Simcha Therapeutics Inc., of New Haven, Conn., said data presented this week at the American Association for Cancer Research virtual meeting detailed findings that the IL-18 variant, which was engineered to avoid the “decoy” receptors that abound in the tumor microenvironment, promotes a strong response by natural killer cells against “cold” tumors – those that are no longer expressing significant MHC class 1 antigens. The decoy-resistant IL-18 (DR-18) engineered in the lab of Simcha’s founder, Aaron Ring, showed an ability to rescue exhausted NK cells and thereby stimulate strong antitumor activity in multiple animal models. Simcha anticipates moving into the clinic with its DR-18 program in the first half of 2021.
Tetraphase Pharmaceuticals Inc., of Watertown, Mass., paid Melinta Therapeutics Inc., of Morristown, N.J., a $1.15 million termination fee under their merger agreement. Tetraphase instead agreed to be acquired by San Diego-based La Jolla Pharmaceuticals Inc.
Vaxart Inc., of South San Francisco, said it signed a memorandum of understanding with Attwill Medical Solutions Sterilflow LP (AMS) affirming the parties’ intent to establish AMS as a resource for lyophilization development and large-scale manufacturing including tableting and enteric coating for Vaxart’s oral COVID-19 vaccine. AMS will be assigning dedicated resources and equipment for the scale-up and commercial production of the vaccine upon entering a formal agreement.

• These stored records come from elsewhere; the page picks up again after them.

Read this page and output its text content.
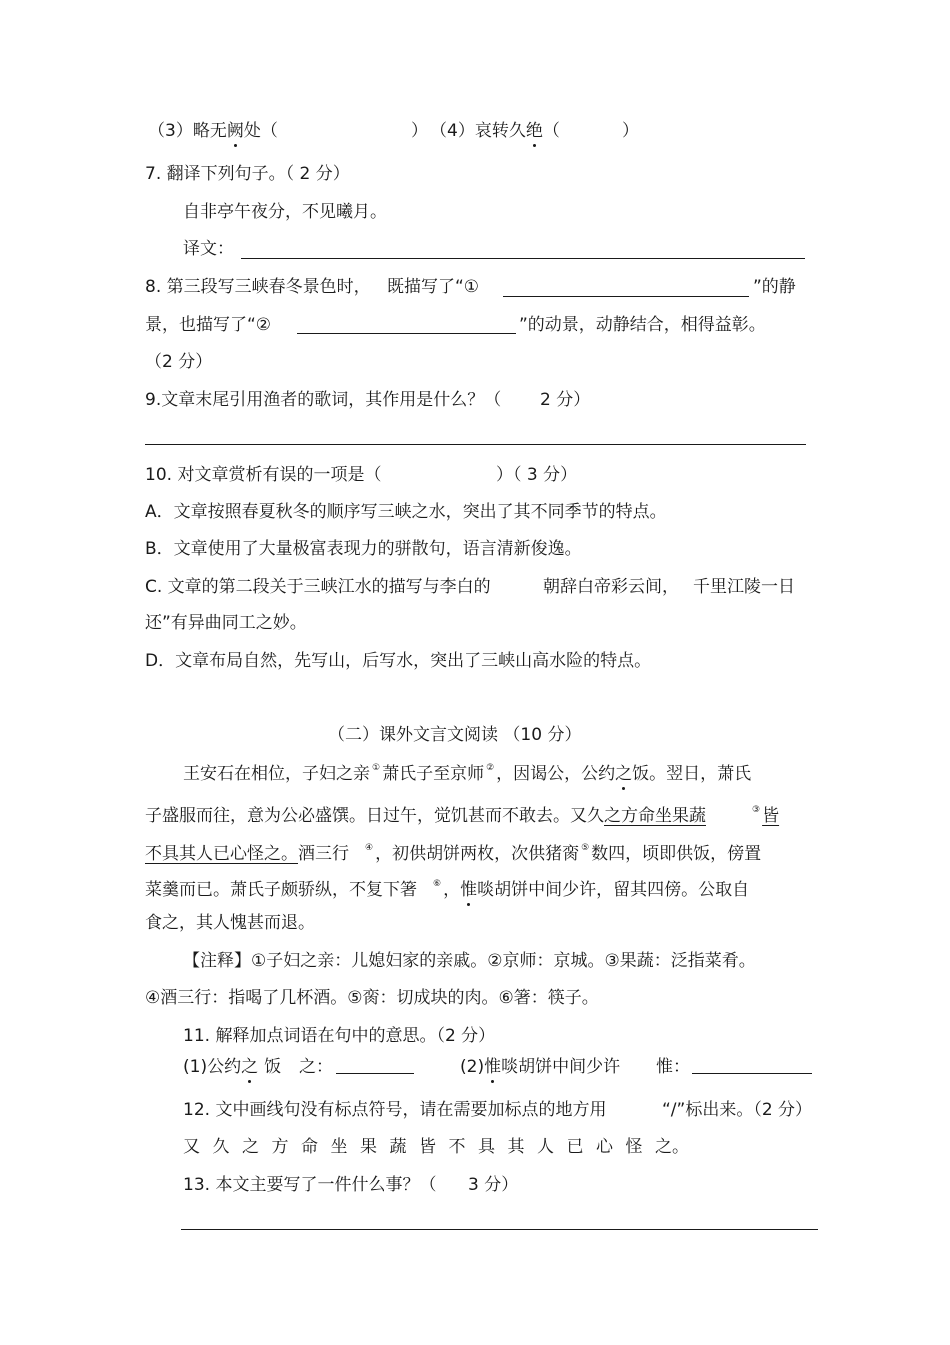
（3）略无阙处（	） （4）哀转久绝（	）
7. 翻译下列句子。（ 2 分）
自非亭午夜分，不见曦月。
译文：
8. 第三段写三峡春冬景色时， 既描写了“①	”的静
景，也描写了“②	”的动景，动静结合，相得益彰。
（2 分）
9.文章末尾引用渔者的歌词，其作用是什么？（ 2 分）
10. 对文章赏析有误的一项是（	）（ 3 分）
A．文章按照春夏秋冬的顺序写三峡之水，突出了其不同季节的特点。
B．文章使用了大量极富表现力的骈散句，语言清新俊逸。
C. 文章的第二段关于三峡江水的描写与李白的	朝辞白帝彩云间， 千里江陵一日
还”有异曲同工之妙。
D．文章布局自然，先写山，后写水，突出了三峡山高水险的特点。
（二）课外文言文阅读 （10 分）
王安石在相位，子妇之亲 ① 萧氏子至京师 ② ，因谒公，公约之饭。翌日，萧氏
子盛服而往，意为公必盛馔。日过午，觉饥甚而不敢去。又久之方命坐果蔬	③ 皆
不具其人已心怪之。酒三行 ④ ，初供胡饼两枚，次供猪脔 ⑤ 数四，顷即供饭，傍置
菜羹而已。萧氏子颇骄纵，不复下箸 ⑥ ，惟啖胡饼中间少许，留其四傍。公取自
食之，其人愧甚而退。
【注释】①子妇之亲：儿媳妇家的亲戚。②京师：京城。③果蔬：泛指菜肴。
④酒三行：指喝了几杯酒。⑤脔：切成块的肉。⑥箸：筷子。
11. 解释加点词语在句中的意思。（2 分）
(1)公约之 饭 之：	(2)惟啖胡饼中间少许 惟：
12. 文中画线句没有标点符号，请在需要加标点的地方用	“/”标出来。（2 分）
又 久 之 方 命 坐 果 蔬 皆 不 具 其 人 已 心 怪 之。
13. 本文主要写了一件什么事？（ 3 分）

Vistagen Therapeutics Inc., of South San Francisco, and Everinsight Therapeutics Inc., of Shanghai, said they entered a licensing and collaboration agreement for the clinical development and commercialization of PH-94B, Vistagen's rapid-onset neurosteroid drug candidate for multiple anxiety-related disorders, in greater China and other Asia markets. In December, Vistagen received fast track designation from the U.S. FDA for development of PH-94B for treatment of social anxiety disorder (SAD). Under the terms, Everinsight will be responsible for clinical development, regulatory submissions and commercialization of PH-94B neuroactive nasal spray for acute treatment of SAD, and potentially other anxiety-related indications, in markets in greater China (mainland China, Hong Kong, Macau and Taiwan), South Korea and Southeast Asia (Indonesia, Malaysia, Philippines, Thailand and Vietnam). Everinsight will make a nondilutive up-front payment of $5 million, and Vistagen is eligible to receive additional development and commercial milestone payments of up to $172 million. Vistagen also will receive tiered royalties on sales of PH-94B in the licensed territory, if phase III efforts are successful. Vistagen retains exclusive rights to develop and commercialize the drug in all other markets.